Geologic Materials Center - General Information

The New GMC

The State will be relocating its geologic sample collection from the current facility in Eagle River to a new building and location, 3651 Penland Parkway, in Anchorage.

DGGS managers, working with others in the Department of Natural Resources, the Department of Administration, ECI/Hyer Inc., and GMC staff, are working on preparations to relocate the current collection in late summer/fall 2014.

The current collection in Eagle River will be inaccessible during the move between July and September of 2014. Please note, the last day to access samples at the Eagle River location is July 11, 2014. The opening date for the new facility is September 12, 2014.

41 days until opening day (09/12/2014)

We encourage you to schedule your visits around the period the collection will be inaccessible and apologize for any inconvenience this may cause you.

About Us

Image of the GMC warehouse

The Alaska GMC, located in Eagle River, is the central repository in which geologic materials collected from Alaska are cataloged, stored, and studied. The center is permanently maintained and managed by the State of Alaska with support from cooperating government agencies that include the USBLM, USGS, USBOEM, AOGCC and private industry.
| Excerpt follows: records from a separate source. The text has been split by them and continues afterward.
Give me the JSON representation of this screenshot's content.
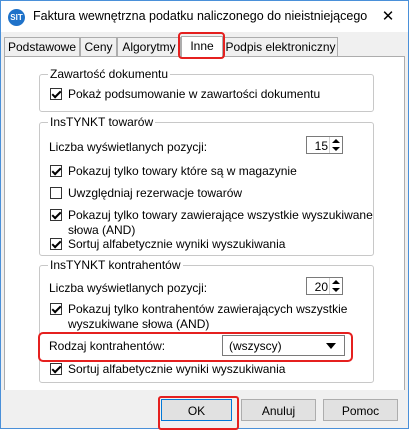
{
  "window": {
    "title": "Faktura wewnętrzna podatku naliczonego do nieistniejącego",
    "icon": "app-logo-icon",
    "icon_text": "SIT",
    "close_label": "✕"
  },
  "tabs": [
    {
      "label": "Podstawowe",
      "active": false
    },
    {
      "label": "Ceny",
      "active": false
    },
    {
      "label": "Algorytmy",
      "active": false
    },
    {
      "label": "Inne",
      "active": true
    },
    {
      "label": "Podpis elektroniczny",
      "active": false
    }
  ],
  "groups": {
    "document": {
      "title": "Zawartość dokumentu",
      "show_summary": {
        "label": "Pokaż podsumowanie w zawartości dokumentu",
        "checked": true
      }
    },
    "goods": {
      "title": "InsTYNKT towarów",
      "count_label": "Liczba wyświetlanych pozycji:",
      "count_value": "15",
      "only_in_stock": {
        "label": "Pokazuj tylko towary które są w magazynie",
        "checked": true
      },
      "consider_reservations": {
        "label": "Uwzględniaj rezerwacje towarów",
        "checked": false
      },
      "all_words": {
        "label_line1": "Pokazuj tylko towary zawierające wszystkie wyszukiwane",
        "label_line2": "słowa (AND)",
        "checked": true
      },
      "sort_alpha": {
        "label": "Sortuj alfabetycznie wyniki wyszukiwania",
        "checked": true
      }
    },
    "contractors": {
      "title": "InsTYNKT kontrahentów",
      "count_label": "Liczba wyświetlanych pozycji:",
      "count_value": "20",
      "all_words": {
        "label_line1": "Pokazuj tylko kontrahentów zawierających wszystkie",
        "label_line2": "wyszukiwane słowa (AND)",
        "checked": true
      },
      "type_label": "Rodzaj kontrahentów:",
      "type_value": "(wszyscy)",
      "sort_alpha": {
        "label": "Sortuj alfabetycznie wyniki wyszukiwania",
        "checked": true
      }
    }
  },
  "buttons": {
    "ok": "OK",
    "cancel": "Anuluj",
    "help": "Pomoc"
  },
  "colors": {
    "highlight": "#e5201f",
    "window_border": "#4a90d9"
  }
}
Alaska is home to world-class, discovered and undiscovered natural resources. The ability to provide baseline geologic data and access to samples from prior exploration efforts is a critical part of investing in the future of our state and crucial for researchers to improve on existing data and obtain a better understanding of our natural resources.

The cores and samples stored at the GMC are critical for exploration and resource management in the state, as the information they provide will likely help discover new or additional oil and gas reserves, regions of viable geothermal energy, or new mineral prospects, as they have in the past.

Modern sophisticated analysis of archived samples is widely recognized as a cost-effective alternative to the tremendous expense of core drilling and resampling in the field. One foot of core can provide critical information to an exploration or development company, potentially leading to discovery and ultimately to millions of dollars in lease, tax, and royalty revenue to the State and hundreds of local jobs.